I found an estimate of Cruise at £5 billion, or a saving of £15 billion over the 10 year procurement cycle. That £1.5 billion a year represents about 3.75% of the defense budget, or 0.2% of the total government budget. Whether you consider that significant or not I supposedly depends on which areas of government spending you consider sacrosanct. Delivering a cost saving of 1% on the welfare budget would deliver bigger absolute savings, as would a 1.2% cost saving in the welfare budget. Personally I think a 1% saving in welfare seems more reasonable than a 75% reduction in the nuclear budget. Given this, along with the points above under 'Cost' I'd argue that the £15bn, over a 10 year cycle in which our government will spend  £6,380 billion is neither here nor there.

In terms on functionality then what are we losing?

The first is a continuous-at-sea resource, a Cruise replacement would only put to sea under normal operational conditions, and at times all nuclear armed submarines would be in dock simultaneously. This reduces the system as a credible threat to a rational opponent, and opens the door to a First Strike weapon capable of eliminating Britain, and her nuclear arsenal, without the risk of retaliation.
 Again, how 'likely' this is to occur is open to dispute, though where the country being wiped out in a nuclear attack is concerned I'm inclined to err on the side of certainty.
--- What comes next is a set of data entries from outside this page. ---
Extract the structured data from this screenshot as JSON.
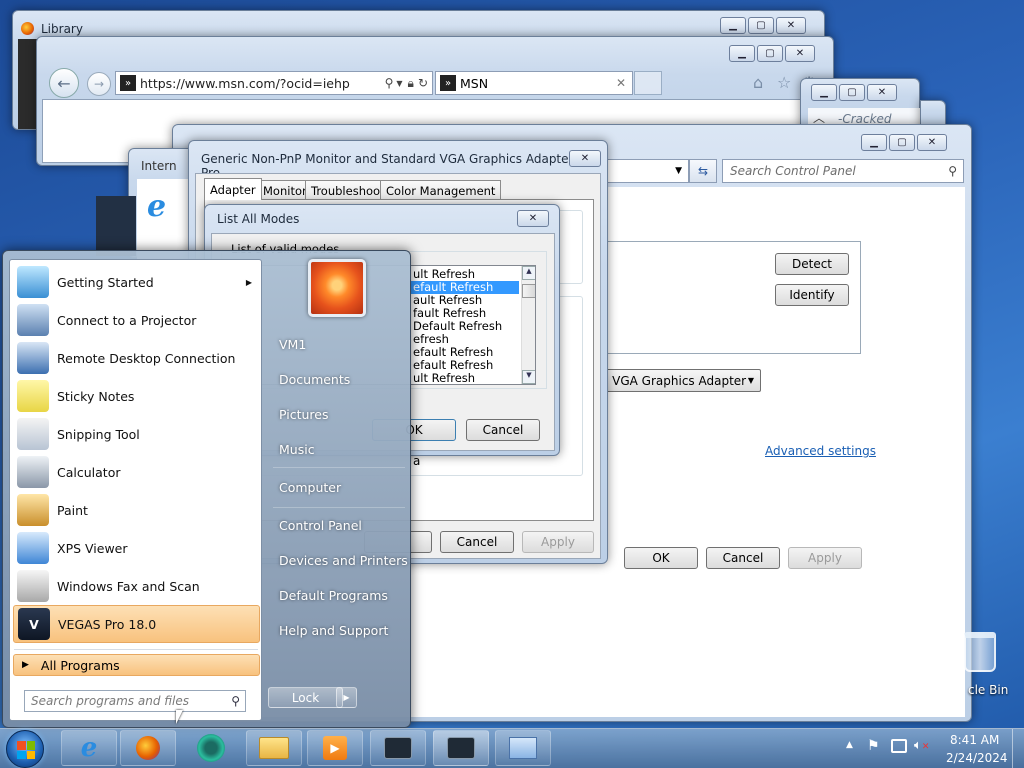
{
  "library": {
    "title": "Library"
  },
  "browser": {
    "address": "https://www.msn.com/?ocid=iehp",
    "tab_title": "MSN",
    "partial_title": "Intern",
    "cracked_text": "-Cracked"
  },
  "control_panel": {
    "search_placeholder": "Search Control Panel",
    "detect_label": "Detect",
    "identify_label": "Identify",
    "adapter_select": "rd VGA Graphics Adapter",
    "advanced_link": "Advanced settings",
    "ok_label": "OK",
    "cancel_label": "Cancel",
    "apply_label": "Apply"
  },
  "adapter_dialog": {
    "title": "Generic Non-PnP Monitor and Standard VGA Graphics Adapter Pro...",
    "tabs": [
      "Adapter",
      "Monitor",
      "Troubleshoot",
      "Color Management"
    ],
    "partial_text": "a",
    "cancel_label": "Cancel",
    "apply_label": "Apply"
  },
  "modes_dialog": {
    "title": "List All Modes",
    "list_label": "List of valid modes",
    "modes": [
      "ult Refresh",
      "efault Refresh",
      "ault Refresh",
      "fault Refresh",
      "Default Refresh",
      "efresh",
      "efault Refresh",
      "efault Refresh",
      "ult Refresh"
    ],
    "selected_index": 1,
    "ok_label": "OK",
    "cancel_label": "Cancel"
  },
  "start_menu": {
    "programs": [
      {
        "label": "Getting Started",
        "icon": "getting-started-icon",
        "has_submenu": true
      },
      {
        "label": "Connect to a Projector",
        "icon": "projector-icon"
      },
      {
        "label": "Remote Desktop Connection",
        "icon": "remote-desktop-icon"
      },
      {
        "label": "Sticky Notes",
        "icon": "sticky-notes-icon"
      },
      {
        "label": "Snipping Tool",
        "icon": "snipping-tool-icon"
      },
      {
        "label": "Calculator",
        "icon": "calculator-icon"
      },
      {
        "label": "Paint",
        "icon": "paint-icon"
      },
      {
        "label": "XPS Viewer",
        "icon": "xps-viewer-icon"
      },
      {
        "label": "Windows Fax and Scan",
        "icon": "fax-scan-icon"
      },
      {
        "label": "VEGAS Pro 18.0",
        "icon": "vegas-pro-icon",
        "highlighted": true
      }
    ],
    "all_programs": "All Programs",
    "search_placeholder": "Search programs and files",
    "right_items": [
      "VM1",
      "Documents",
      "Pictures",
      "Music",
      "Computer",
      "Control Panel",
      "Devices and Printers",
      "Default Programs",
      "Help and Support"
    ],
    "lock_label": "Lock"
  },
  "desktop": {
    "recycle_bin": "cle Bin"
  },
  "taskbar": {
    "time": "8:41 AM",
    "date": "2/24/2024",
    "apps": [
      "internet-explorer-icon",
      "firefox-icon",
      "app-icon",
      "file-explorer-icon",
      "media-player-icon",
      "terminal-icon",
      "terminal-icon",
      "control-panel-icon"
    ]
  },
  "colors": {
    "accent": "#3399ff",
    "highlight": "#fbcf8f",
    "link": "#1a5fb4"
  }
}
Next up Cruise itself is more open to being intercepted and 'shot down' than a like-for-like functionality with Trident. This is a similar problem to the point above, the more confident an opponent is that they can counter our Second Strike; the more likely they are to launch a First Strike. Is that risk really worth such a neglible cost saving?
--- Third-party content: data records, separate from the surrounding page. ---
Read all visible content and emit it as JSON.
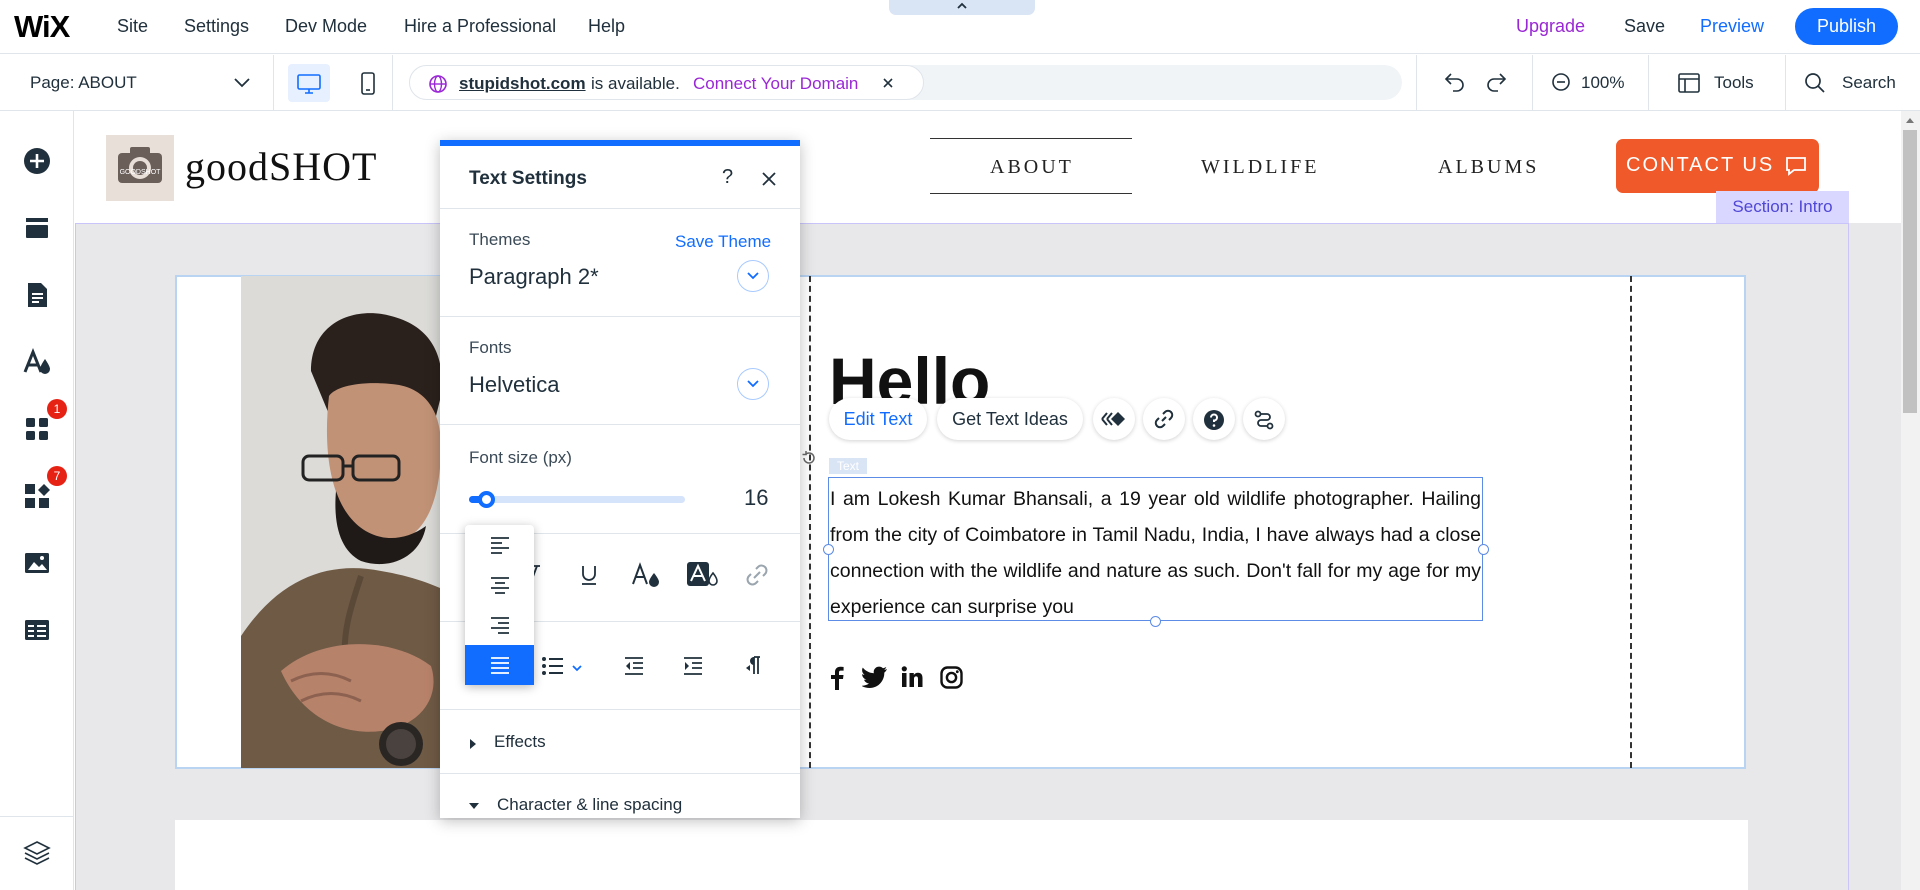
{
  "app": {
    "logo": "WiX",
    "menu": [
      "Site",
      "Settings",
      "Dev Mode",
      "Hire a Professional",
      "Help"
    ],
    "upgrade_label": "Upgrade",
    "save_label": "Save",
    "preview_label": "Preview",
    "publish_label": "Publish"
  },
  "toolbar": {
    "page_select": "Page: ABOUT",
    "domain_name": "stupidshot.com",
    "domain_status": "is available.",
    "connect_domain": "Connect Your Domain",
    "zoom": "100%",
    "tools_label": "Tools",
    "search_label": "Search"
  },
  "sidebar": {
    "items": [
      "add-icon",
      "sections-icon",
      "pages-icon",
      "design-icon",
      "apps-icon",
      "business-icon",
      "media-icon",
      "cms-icon"
    ],
    "badges": {
      "apps": "1",
      "business": "7"
    },
    "layers": "layers-icon"
  },
  "site": {
    "logo_text": "goodSHOT",
    "logo_image_text": "GOODSHOT",
    "nav": [
      "ABOUT",
      "WILDLIFE",
      "ALBUMS"
    ],
    "contact_label": "CONTACT US",
    "section_label": "Section: Intro",
    "heading": "Hello",
    "text_tag": "Text",
    "body": "I am Lokesh Kumar Bhansali, a 19 year old wildlife photographer. Hailing from the city of Coimbatore in Tamil Nadu, India, I have always had a close connection with the wildlife and nature as such. Don't fall for my age for my experience can surprise you",
    "social": [
      "facebook-icon",
      "twitter-icon",
      "linkedin-icon",
      "instagram-icon"
    ]
  },
  "float_toolbar": {
    "edit_text": "Edit Text",
    "get_text_ideas": "Get Text Ideas"
  },
  "text_settings": {
    "title": "Text Settings",
    "help": "?",
    "themes_label": "Themes",
    "save_theme": "Save Theme",
    "theme_value": "Paragraph 2*",
    "fonts_label": "Fonts",
    "font_value": "Helvetica",
    "font_size_label": "Font size (px)",
    "font_size_value": "16",
    "font_size_fraction": 0.08,
    "effects_label": "Effects",
    "char_spacing_label": "Character & line spacing",
    "align_options": [
      "align-left",
      "align-center",
      "align-right",
      "align-justify"
    ],
    "align_selected": "align-justify"
  },
  "colors": {
    "accent": "#116dff",
    "contact_button": "#f0592a",
    "section_label_bg": "#d9d6ff",
    "connect_domain": "#9a27d5",
    "badge": "#e62214"
  }
}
The final point is an interesting one about ''accidently'' starting a nuclear war. One of the biggest worries about nuclear war is the pace it happens at. World War 2 took seven years, for at least 2 of which is was pretty obvious what the outcome would be. Iraq has been dragging on for 11 years. Leaders in these conflicts could take hours, even days, to formulate a response. The decision to retaliate against a nuclear strike may have to be taken in minutes, even seconds, and at those speeds there is a risk of it going wrong. Cruise increases that risk by making it difficult for a nuclear adversary to distinguish between a conventional Cruise missile with an explosive warhead, and a nuclear Cruise missile. Therefore, in the few seconds before impact, a leader may incorrectly assume a nuclear strike and respond in kind. Trident isn't entirely free from this risk, but at least the use of specific missiles and delivery systems, openly known by the other nuclear powers, reduces the risks of 'accidents'.

As a replacement then Cruise is less reliable, more prone to bringing about accidental nuclear war, and delivers a cost saving sufficient to keep the NHS running for 4 days a year. Hardly impressive.